Louisiana State University Ag Center Research and Extension personnel recently characterized sources of variability within cotton fields consisting of delta alluvial soil and loess soils on the Macon Ridge by using tools such as the Veris cart for measuring apparent electrical conductivity (ECa), real time kinematic geographical position systems (RTK GPS), and normalized vegetative index (NDVI).
During the past five years, the research and extension teams have worked under grant support from multiple agencies including NASA, Regions 6 EPA of Dallas, and Cotton Incorporated. These sponsorships, geo-spatial tools and their complimentary GIS programs were primarily used to evaluate the potential to use site specific aerial and ground treatments for pest management. However, interactions with nematodes, soil pH and nutrient deficiencies and site-specific application of .fumigation treatments were also evaluated. Movement patterns of plant bugs and cucumber beetles were evaluated to a limited degree.
Most recently the groups have applied their GIS/GPS knowledge to enhance nematode sampling for sweet potato production. There is limited research of this type for Louisiana producers. However, interim studies suggest use of GIS/GPS techniques has the potential to help sweet potato producers fine tune lime and fertilize treatments and also provide relief from costly blanket applications of nematicide treatments; both major expenses incurred in sweet potato production. A limiting factor for further work is the lack of yield monitoring equipment that can aid in on-farm evaluations.
For sweet potato producers, zone management strategies similar to the methods used in the delta since 2001 were modified for use as sample plans. The Veris cart provides a method of separating fields into low — high silt and clay content, because Veris ECa has a very high positive correlation to clay content. Because of the narrow range of electrical conductivity measured in the loess soil regions of the Macon Ridge, three ECa zones are typically used when sample plans and site-specific treatment programs for nematodes are needed.
When root-knot nematodes were the principal nematode pest, site-specific application of fumigation treatments based on the amount of clay content within zones is possible. However, the major nematode pest in most sweet potato fields is reniform sp. Because reniform sp. tolerates a broader range of soil clay content as compared to root-knot nematode, one acre grids were also used in developing sample plans and site-specific application plans.
The grids serve to organize placement of the GPS sample points and organize the soil sampling procedure into a combination of scientific and subjective techniques. Sample plans were developed in ArcGis 9.1. Surface interpolation was accomplished using Inverse Distance Weighting, contour feature classes within zones were labeled, and GPS points were manually placed in order to represent the dominate feature/soil type within a respective grid. When possible, equal numbers of soil samples are collected from each Veris’ ECa zone. For the fine loess soils these methods are adequate for analyzing nematode pest densities and soil fertility as well.
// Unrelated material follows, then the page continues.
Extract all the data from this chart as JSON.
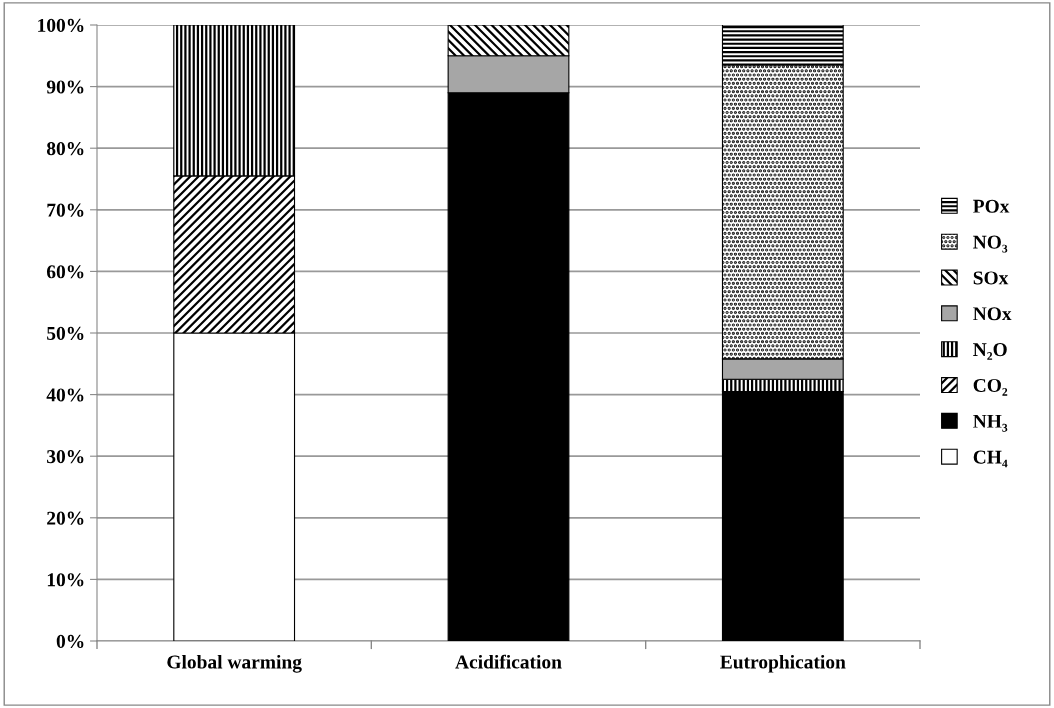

The LSU AgCenter Precision Agriculture teams that conducted the above studies were awarded the Tipton team research award in recognition for excellence in research in 2007. Since then the group has launched new research initiatives including studies with Veris NIR sensors and GreenSeeker sensors. The LSU AgCenter’s Cooperative Extension Service has reacted to the increased need for Precision Agriculture education by providing increased GIS/GPS training and responsibility to a select group of County Agents in each of the major agriculture producing regions.
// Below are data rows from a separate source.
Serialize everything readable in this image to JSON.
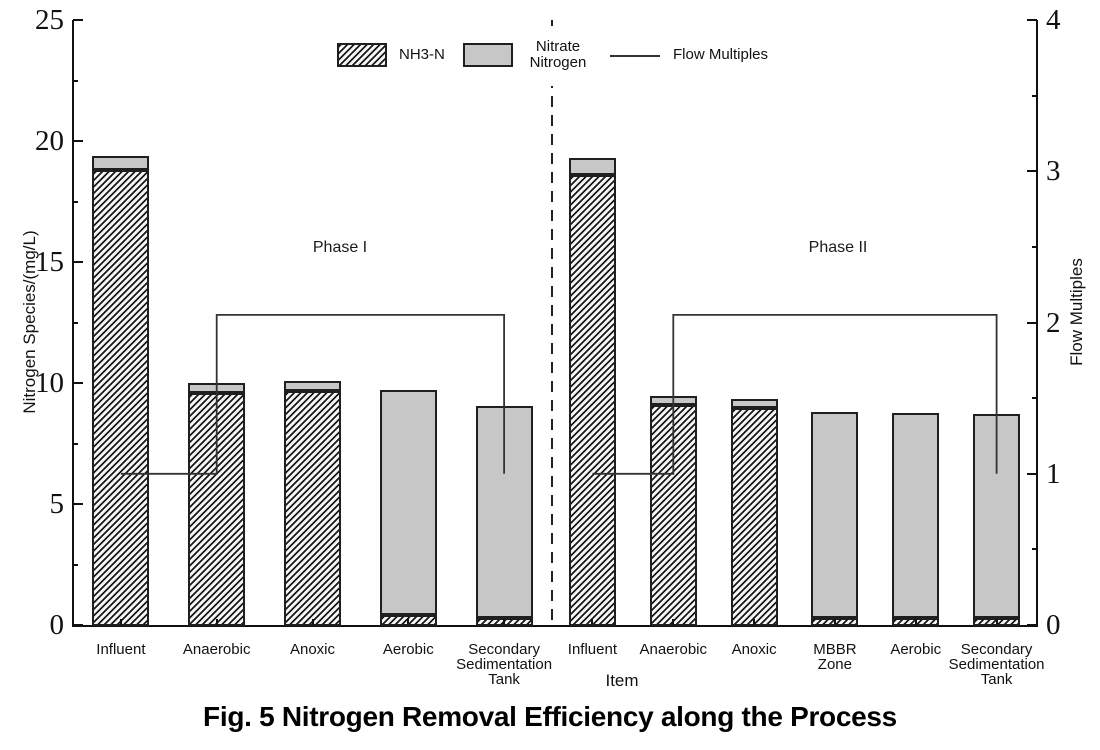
{
  "caption": "Fig. 5 Nitrogen Removal Efficiency along the Process",
  "chart_data": {
    "type": "bar",
    "stacked": true,
    "grid": false,
    "xlabel": "Item",
    "left_axis": {
      "label": "Nitrogen Species/(mg/L)",
      "range": [
        0,
        25
      ],
      "major_ticks": [
        0,
        5,
        10,
        15,
        20,
        25
      ],
      "minor_ticks": [
        2.5,
        7.5,
        12.5,
        17.5,
        22.5
      ]
    },
    "right_axis": {
      "label": "Flow Multiples",
      "range": [
        0,
        4
      ],
      "major_ticks": [
        0,
        1,
        2,
        3,
        4
      ],
      "minor_ticks": [
        0.5,
        1.5,
        2.5,
        3.5
      ]
    },
    "legend": {
      "position": "top-center",
      "items": [
        {
          "label": "NH3-N",
          "swatch": "hatched-box"
        },
        {
          "label": "Nitrate Nitrogen",
          "swatch": "gray-box"
        },
        {
          "label": "Flow Multiples",
          "swatch": "line"
        }
      ]
    },
    "phases": [
      {
        "name": "Phase I",
        "categories": [
          "Influent",
          "Anaerobic",
          "Anoxic",
          "Aerobic",
          "Secondary Sedimentation Tank"
        ],
        "series": [
          {
            "name": "NH3-N",
            "values": [
              18.8,
              9.6,
              9.65,
              0.4,
              0.3
            ]
          },
          {
            "name": "Nitrate Nitrogen",
            "values": [
              0.6,
              0.4,
              0.45,
              9.3,
              8.75
            ]
          }
        ],
        "flow_multiples_step_points": [
          [
            0,
            1.0
          ],
          [
            1,
            1.0
          ],
          [
            1,
            2.05
          ],
          [
            4,
            2.05
          ],
          [
            4,
            1.0
          ]
        ]
      },
      {
        "name": "Phase II",
        "categories": [
          "Influent",
          "Anaerobic",
          "Anoxic",
          "MBBR Zone",
          "Aerobic",
          "Secondary Sedimentation Tank"
        ],
        "series": [
          {
            "name": "NH3-N",
            "values": [
              18.6,
              9.1,
              8.95,
              0.3,
              0.27,
              0.3
            ]
          },
          {
            "name": "Nitrate Nitrogen",
            "values": [
              0.7,
              0.37,
              0.37,
              8.5,
              8.5,
              8.4
            ]
          }
        ],
        "flow_multiples_step_points": [
          [
            0,
            1.0
          ],
          [
            1,
            1.0
          ],
          [
            1,
            2.05
          ],
          [
            5,
            2.05
          ],
          [
            5,
            1.0
          ]
        ]
      }
    ],
    "colors": {
      "nitrate_fill": "#c7c7c7",
      "bar_border": "#1f1f1f",
      "hatch_stroke": "#1a1a1a",
      "flow_line": "#333333",
      "divider": "#222222"
    }
  }
}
Farmers in Louisiana, especially in the delta parishes have invested in GIS/GPS technology as well. John Deere, Ag Leader and Trimble all have a significant presence in their respective areas of service to precision agriculture. It is rare to find a harvest machine without a yield monitor and most of the tractors used in row crops are equipped with auto-steering devices. Many of the farmers recognize the advantages of using Veris ECa data to complement USDA soil survey data.
One of the newest efforts to increase the use of Precision Agriculture technology is the construction of a RTK network for the delta parishes. The network serves six stores owned by Goldman Equipment and ranges from MerRouge, LA through St. Joseph, LA. The network is reported to have increased RTK reception for selected areas up to 18 miles and has improved reception around the many tall trees that can easily knock out the RTK signal.
All in all Louisiana seems to be looking forward to the future of agriculture and that includes using Precision Agriculture methods.